Ideology, motive, tactic
Each group entry in the Atlas is analysed through three interconnected analytical dimensions. Ideology refers to the narrative worldview, philosophical foundations, and theoretical frameworks that shape how a movement interprets politics, society, and identity. Motive refers to the grievances, goals, and perceived injustices that drive mobilisation within extremist movements. Tactics describe how movements attempt to translate their beliefs into action, including propaganda and narrative dissemination, recruitment and network building, demonstrations and mobilisation, harassment and intimidation campaigns, weapons acquisition and training, and terrorist planning or violent attacks.
In addition to activity type, the Atlas records a separate indicator measuring a movement's propensity toward violent escalation.
Tactical and operational focus
Many publicly available resources primarily document the historical background of extremist movements. The Extremism Atlas instead emphasises the tactical and operational dimensions of contemporary extremist networks. Entries therefore prioritise information on recruitment strategies, communication platforms, tactical practices, ideological alliances, and network relationships between groups. This approach situates extremist actors within a broader ecosystem of movements, narratives, and operational practices.
Mapping and network analysis
The Atlas integrates geographic and network-based visualisation tools to map the extremist ecosystem. Groups are mapped geographically based on known areas of activity or presence, and the mapping interface allows movements to be tagged across multiple ideological domains.

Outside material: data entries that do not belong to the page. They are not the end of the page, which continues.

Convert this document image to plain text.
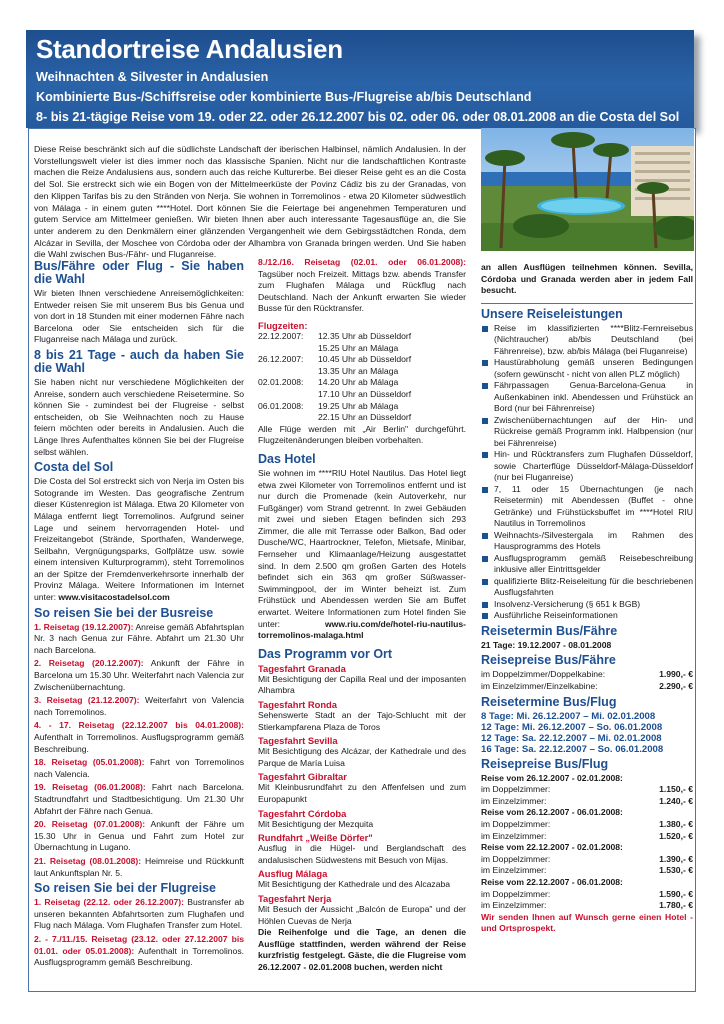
Standortreise Andalusien
Weihnachten & Silvester in Andalusien
Kombinierte Bus-/Schiffsreise oder kombinierte Bus-/Flugreise ab/bis Deutschland
8- bis 21-tägige Reise vom 19. oder 22. oder 26.12.2007 bis 02. oder 06. oder 08.01.2008 an die Costa del Sol
Diese Reise beschränkt sich auf die südlichste Landschaft der iberischen Halbinsel, nämlich Andalusien. In der Vorstellungswelt vieler ist dies immer noch das klassische Spanien. Nicht nur die landschaftlichen Kontraste machen die Reize Andalusiens aus, sondern auch das reiche Kulturerbe. Bei dieser Reise geht es an die Costa del Sol. Sie erstreckt sich wie ein Bogen von der Mittelmeerküste der Povinz Cádiz bis zu der Granadas, von den Klippen Tarifas bis zu den Stränden von Nerja. Sie wohnen in Torremolinos - etwa 20 Kilometer südwestlich von Málaga - in einem guten ****Hotel. Dort können Sie die Feiertage bei angenehmen Temperaturen und gutem Service am Mittelmeer genießen. Wir bieten Ihnen aber auch interessante Tagesausflüge an, die Sie unter anderem zu den Denkmälern einer glänzenden Vergangenheit wie dem Gebirgsstädtchen Ronda, dem Alcázar in Sevilla, der Moschee von Córdoba oder der Alhambra von Granada bringen werden. Und Sie haben die Wahl zwischen Bus-/Fähr- und Fluganreise.
Bus/Fähre oder Flug - Sie haben die Wahl

Wir bieten Ihnen verschiedene Anreisemöglichkeiten: Entweder reisen Sie mit unserem Bus bis Genua und von dort in 18 Stunden mit einer modernen Fähre nach Barcelona oder Sie entscheiden sich für die Fluganreise nach Málaga und zurück.

8 bis 21 Tage - auch da haben Sie die Wahl

Sie haben nicht nur verschiedene Möglichkeiten der Anreise, sondern auch verschiedene Reisetermine. So können Sie - zumindest bei der Flugreise - selbst entscheiden, ob Sie Weihnachten noch zu Hause feiern möchten oder bereits in Andalusien. Auch die Länge Ihres Aufenthaltes können Sie bei der Flugreise selbst wählen.

Costa del Sol

Die Costa del Sol erstreckt sich von Nerja im Osten bis Sotogrande im Westen. Das geografische Zentrum dieser Küstenregion ist Málaga. Etwa 20 Kilometer von Málaga entfernt liegt Torremolinos. Aufgrund seiner Lage und seinem hervorragenden Hotel- und Freizeitangebot (Strände, Sporthafen, Wanderwege, Seilbahn, Vergnügungsparks, Golfplätze usw. sowie einem intensiven Kulturprogramm), steht Torremolinos an der Spitze der Fremdenverkehrsorte innerhalb der Provinz Málaga. Weitere Informationen im Internet unter: www.visitacostadelsol.com

So reisen Sie bei der Busreise

1. Reisetag (19.12.2007): Anreise gemäß Abfahrtsplan Nr. 3 nach Genua zur Fähre. Abfahrt um 21.30 Uhr nach Barcelona.

2. Reisetag (20.12.2007): Ankunft der Fähre in Barcelona um 15.30 Uhr. Weiterfahrt nach Valencia zur Zwischenübernachtung.

3. Reisetag (21.12.2007): Weiterfahrt von Valencia nach Torremolinos.

4. - 17. Reisetag (22.12.2007 bis 04.01.2008): Aufenthalt in Torremolinos. Ausflugsprogramm gemäß Beschreibung.

18. Reisetag (05.01.2008): Fahrt von Torremolinos nach Valencia.

19. Reisetag (06.01.2008): Fahrt nach Barcelona. Stadtrundfahrt und Stadtbesichtigung. Um 21.30 Uhr Abfahrt der Fähre nach Genua.

20. Reisetag (07.01.2008): Ankunft der Fähre um 15.30 Uhr in Genua und Fahrt zum Hotel zur Übernachtung in Lugano.

21. Reisetag (08.01.2008): Heimreise und Rückkunft laut Ankunftsplan Nr. 5.

So reisen Sie bei der Flugreise

1. Reisetag (22.12. oder 26.12.2007): Bustransfer ab unseren bekannten Abfahrtsorten zum Flughafen und Flug nach Málaga. Vom Flughafen Transfer zum Hotel.

2. - 7./11./15. Reisetag (23.12. oder 27.12.2007 bis 01.01. oder 05.01.2008): Aufenthalt in Torremolinos. Ausflugsprogramm gemäß Beschreibung.

8./12./16. Reisetag (02.01. oder 06.01.2008): Tagsüber noch Freizeit. Mittags bzw. abends Transfer zum Flughafen Málaga und Rückflug nach Deutschland. Nach der Ankunft erwarten Sie wieder Busse für den Rücktransfer.

Flugzeiten:
22.12.2007:	12.35 Uhr ab Düsseldorf
15.25 Uhr an Málaga
26.12.2007:	10.45 Uhr ab Düsseldorf
13.35 Uhr an Málaga
02.01.2008:	14.20 Uhr ab Málaga
17.10 Uhr an Düsseldorf
06.01.2008:	19.25 Uhr ab Málaga
22.15 Uhr an Düsseldorf

Alle Flüge werden mit „Air Berlin" durchgeführt. Flugzeitenänderungen bleiben vorbehalten.

Das Hotel

Sie wohnen im ****RIU Hotel Nautilus. Das Hotel liegt etwa zwei Kilometer von Torremolinos entfernt und ist nur durch die Promenade (kein Autoverkehr, nur Fußgänger) vom Strand getrennt. In zwei Gebäuden mit zwei und sieben Etagen befinden sich 293 Zimmer, die alle mit Terrasse oder Balkon, Bad oder Dusche/WC, Haartrockner, Telefon, Mietsafe, Minibar, Fernseher und Klimaanlage/Heizung ausgestattet sind. In dem 2.500 qm großen Garten des Hotels befindet sich ein 363 qm großer Süßwasser-Swimmingpool, der im Winter beheizt ist. Zum Frühstück und Abendessen werden Sie am Buffet erwartet. Weitere Informationen zum Hotel finden Sie unter:	www.riu.com/de/hotel-riu-nautilus-torremolinos-malaga.html

Das Programm vor Ort
Tagesfahrt Granada

Mit Besichtigung der Capilla Real und der imposanten Alhambra

Tagesfahrt Ronda

Sehenswerte Stadt an der Tajo-Schlucht mit der Stierkampfarena Plaza de Toros

Tagesfahrt Sevilla

Mit Besichtigung des Alcázar, der Kathedrale und des Parque de María Luisa

Tagesfahrt Gibraltar

Mit Kleinbusrundfahrt zu den Affenfelsen und zum Europapunkt

Tagesfahrt Córdoba

Mit Besichtigung der Mezquita

Rundfahrt „Weiße Dörfer"

Ausflug in die Hügel- und Berglandschaft des andalusischen Südwestens mit Besuch von Mijas.

Ausflug Málaga

Mit Besichtigung der Kathedrale und des Alcazaba

Tagesfahrt Nerja

Mit Besuch der Aussicht „Balcón de Europa" und der Höhlen Cuevas de Nerja

Die Reihenfolge und die Tage, an denen die Ausflüge stattfinden, werden während der Reise kurzfristig festgelegt. Gäste, die die Flugreise vom 26.12.2007 - 02.01.2008 buchen, werden nicht

an allen Ausflügen teilnehmen können. Sevilla, Córdoba und Granada werden aber in jedem Fall besucht.

Unsere Reiseleistungen
Reise im klassifizierten ****Blitz-Fernreisebus (Nichtraucher) ab/bis Deutschland (bei Fährenreise), bzw. ab/bis Málaga (bei Fluganreise)
Haustürabholung gemäß unseren Bedingungen (sofern gewünscht - nicht von allen PLZ möglich)
Fährpassagen Genua-Barcelona-Genua in Außenkabinen inkl. Abendessen und Frühstück an Bord (nur bei Fährenreise)
Zwischenübernachtungen auf der Hin- und Rückreise gemäß Programm inkl. Halbpension (nur bei Fährenreise)
Hin- und Rücktransfers zum Flughafen Düsseldorf, sowie Charterflüge Düsseldorf-Málaga-Düsseldorf (nur bei Fluganreise)
7, 11 oder 15 Übernachtungen (je nach Reisetermin) mit Abendessen (Buffet - ohne Getränke) und Frühstücksbuffet im ****Hotel RIU Nautilus in Torremolinos
Weihnachts-/Silvestergala im Rahmen des Hausprogramms des Hotels
Ausflugsprogramm gemäß Reisebeschreibung inklusive aller Eintrittsgelder
qualifizierte Blitz-Reiseleitung für die beschriebenen Ausflugsfahrten
Insolvenz-Versicherung (§ 651 k BGB)
Ausführliche Reiseinformationen
Reisetermin Bus/Fähre
21 Tage: 19.12.2007 - 08.01.2008
Reisepreise Bus/Fähre
im Doppelzimmer/Doppelkabine:	1.990,- €
im Einzelzimmer/Einzelkabine:	2.290,- €
Reisetermine Bus/Flug
8 Tage: Mi. 26.12.2007 – Mi. 02.01.2008
12 Tage: Mi. 26.12.2007 – So. 06.01.2008
12 Tage: Sa. 22.12.2007 – Mi. 02.01.2008
16 Tage: Sa. 22.12.2007 – So. 06.01.2008
Reisepreise Bus/Flug
Reise vom 26.12.2007 - 02.01.2008:
im Doppelzimmer:	1.150,- €
im Einzelzimmer:	1.240,- €
Reise vom 26.12.2007 - 06.01.2008:
im Doppelzimmer:	1.380,- €
im Einzelzimmer:	1.520,- €
Reise vom 22.12.2007 - 02.01.2008:
im Doppelzimmer:	1.390,- €
im Einzelzimmer:	1.530,- €
Reise vom 22.12.2007 - 06.01.2008:
im Doppelzimmer:	1.590,- €
im Einzelzimmer:	1.780,- €

Wir senden Ihnen auf Wunsch gerne einen Hotel - und Ortsprospekt.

Connections between groups are recorded and categorised according to the nature of the relationship: shared ideology, organisational lineage, active collaboration, shared membership networks, or ideological inspiration and influence.
Early signal detection
In addition to established groups, the Atlas maintains an Early Signals section focused on identifying emerging movements before they receive widespread media or institutional attention. A movement may be categorised as an early signal when it demonstrates emerging ideological coherence, small but identifiable networks, limited but growing activity, and an increasing online or offline presence. Once sufficient evidence of sustained organisation and activity emerges, movements may be reclassified as confirmed extremist groups within the Atlas.
Sources and verification
The Atlas relies on a combination of open-source intelligence and academic research methods. Sources include academic literature, government reports, court documents, investigative journalism, open-source intelligence analysis, and primary extremist materials such as propaganda or manifestos. Information is cross-checked across multiple sources wherever possible to ensure accuracy and transparency. References to extremist materials are included strictly for analytical and research purposes.
Research integrity and neutrality
The Extremism Atlas is an analytical research platform. It documents extremist ideologies, movements, and networks for the purposes of understanding and analysis. The project does not endorse or promote any extremist ideology or political position.